Acaba de terminar El siglo de Perón, el libro que Alain Rouquié vino a
presentar al país, pero antes había leído Conurbano infinito, la profunda
investigación del sacerdote jesuita Rodrigo Zarazaga. Allí se habla de la
grieta entre los trabajadores formales y quienes trabajan en negro o viven de
planes sociales. Los primeros, comparte Schmid, pueden sufrir la crisis, pero
agradecen que lleguen las obras a sus barrio. Allí se detecta un corrimiento de
votos del peronismo al macrismo.
Macri. El pasado 6 de abril, después del primer paro general, Macri y uno
de sus principales estrategas comunicacionales miraban por televisión la
moderada evaluación que hacía Juan Carlos Schmid de la medida de fuerza. “Este
es el sindicalismo que necesitamos, Mauricio”, le dijo su hombre de confianza.
Pero ese día el Presidente estaba muy caliente para darle la razón.
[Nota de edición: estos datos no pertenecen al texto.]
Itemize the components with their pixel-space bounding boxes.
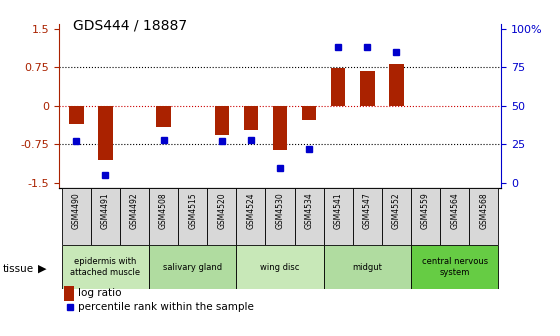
Bar — [331, 68, 346, 106]
Text: GDS444 / 18887: GDS444 / 18887 — [73, 18, 187, 33]
Bar — [236, 188, 265, 245]
Text: log ratio: log ratio — [78, 288, 122, 298]
Text: GSM4547: GSM4547 — [363, 193, 372, 229]
Bar — [156, 106, 171, 127]
Text: GSM4530: GSM4530 — [276, 193, 284, 229]
Text: GSM4492: GSM4492 — [130, 193, 139, 229]
Bar — [360, 71, 375, 106]
Bar — [149, 245, 236, 289]
Bar — [265, 188, 295, 245]
Bar — [98, 106, 113, 160]
Bar — [244, 106, 258, 130]
Text: GSM4491: GSM4491 — [101, 193, 110, 229]
Text: GSM4508: GSM4508 — [159, 193, 168, 229]
Bar — [440, 188, 469, 245]
Text: GSM4541: GSM4541 — [334, 193, 343, 229]
Text: GSM4552: GSM4552 — [392, 193, 401, 229]
Bar — [207, 188, 236, 245]
Text: epidermis with
attached muscle: epidermis with attached muscle — [71, 257, 141, 277]
Text: salivary gland: salivary gland — [163, 263, 222, 271]
Text: central nervous
system: central nervous system — [422, 257, 488, 277]
Text: tissue: tissue — [3, 264, 34, 274]
Bar — [353, 188, 382, 245]
Bar — [295, 188, 324, 245]
Text: GSM4564: GSM4564 — [450, 193, 459, 229]
Bar — [91, 188, 120, 245]
Bar — [469, 188, 498, 245]
Text: GSM4520: GSM4520 — [217, 193, 226, 229]
Text: GSM4534: GSM4534 — [305, 193, 314, 229]
Text: GSM4559: GSM4559 — [421, 193, 430, 229]
Bar — [302, 106, 316, 120]
Bar — [62, 188, 91, 245]
Text: percentile rank within the sample: percentile rank within the sample — [78, 302, 254, 312]
Bar — [389, 64, 404, 106]
Text: ▶: ▶ — [38, 264, 46, 274]
Bar — [382, 188, 411, 245]
Bar — [273, 106, 287, 150]
Bar — [411, 245, 498, 289]
Bar — [324, 188, 353, 245]
Bar — [149, 188, 178, 245]
Bar — [411, 188, 440, 245]
Text: midgut: midgut — [352, 263, 382, 271]
Bar — [120, 188, 149, 245]
Text: wing disc: wing disc — [260, 263, 300, 271]
Text: GSM4568: GSM4568 — [479, 193, 488, 229]
Text: GSM4515: GSM4515 — [188, 193, 197, 229]
Bar — [236, 245, 324, 289]
Bar — [69, 106, 83, 124]
Text: GSM4524: GSM4524 — [246, 193, 255, 229]
Bar — [214, 106, 229, 135]
Text: GSM4490: GSM4490 — [72, 193, 81, 229]
Bar — [62, 245, 149, 289]
Bar — [178, 188, 207, 245]
Bar — [324, 245, 411, 289]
Y no es que Schmid sea el sindicalista que Macri necesita. Ambos son el
reflejo de cierta mayoría social que se aburrió de la lógica amigo/enemigo y
necesita escapar del espectáculo de la confrontación. No se van a terminar
abrazando porque quieran. Si lo hacen, será porque fueron capaces de
interpretar su tiempo.
Quizás lo logren.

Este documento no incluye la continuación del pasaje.